BOSTON -- Melvin Gordon, who helped turn the enduring popularity of the Tootsie Roll into a candy empire, has died. He was 95.
The longtime Tootsie Roll Industries Inc. chairman and CEO died Tuesday in Boston after a brief illness, Brooke Vane, a spokesperson for the company's public relations firm told the Associated Press.
Gordon ran the Chicago-based confectioner for 53 years, overseeing the manufacture of 64 million Tootsie Rolls a day and other sweets including Junior Mints, Charleston Chews and Tootsie Pops.
The "penny-candy patriarch" worked a full schedule until last month, the company said. He was the oldest CEO of a company trading on a major U.S. stock exchange, according to the report, citing S&P Capital IQ.

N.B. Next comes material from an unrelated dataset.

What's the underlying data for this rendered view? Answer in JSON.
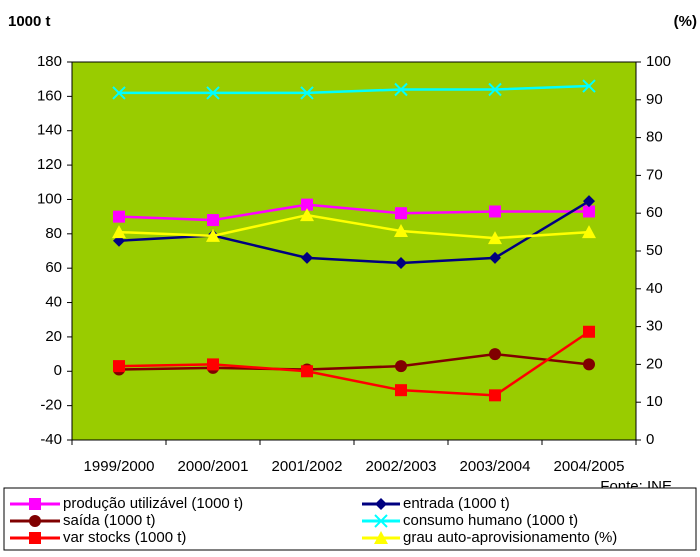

Gordon celebrated the Tootsie Roll's 100th anniversary in 1996 by touring the Chicago factory with an AP reporter. He scooped up one of the warm, gooey candies from the assembly line and tasted it, saying: "There's nothing like a hot Tootsie Roll."
He boasted that Tootsie Rolls were almost indestructible. "Nothing can happen to a Tootsie Roll. We have some that were made in 1938 that we still eat," Gordon told the news agency in 1996. "If you can't bite it when it's that old, you certainly can lick it."
Tootsie Rolls were invented in 1896 by New York City candy maker Leo Hirshfield, who named it for his five-year-old daughter, Clara, his "little Tootsie."
Tootsie Roll has been listed on the New York Stock Exchange since 1922. Gordon, a Boston native, married into the business in 1950 when he wed Ellen Rubin, whose father, William Rubin, was president of Sweets Co. Of America. Gordon changed the company's name to Tootsie Roll in 1966.
Gordon's wife of 65 years, Ellen Gordon, has been named chairman and CEO by its board, the company said Wednesday. She had been serving as company president and COO.
"Melvin's life represented the very highest values in business, wisdom, generosity and integrity. Tootsie Roll has seen great growth and success during his time as Chairman," Ellen Gordon said in a statement.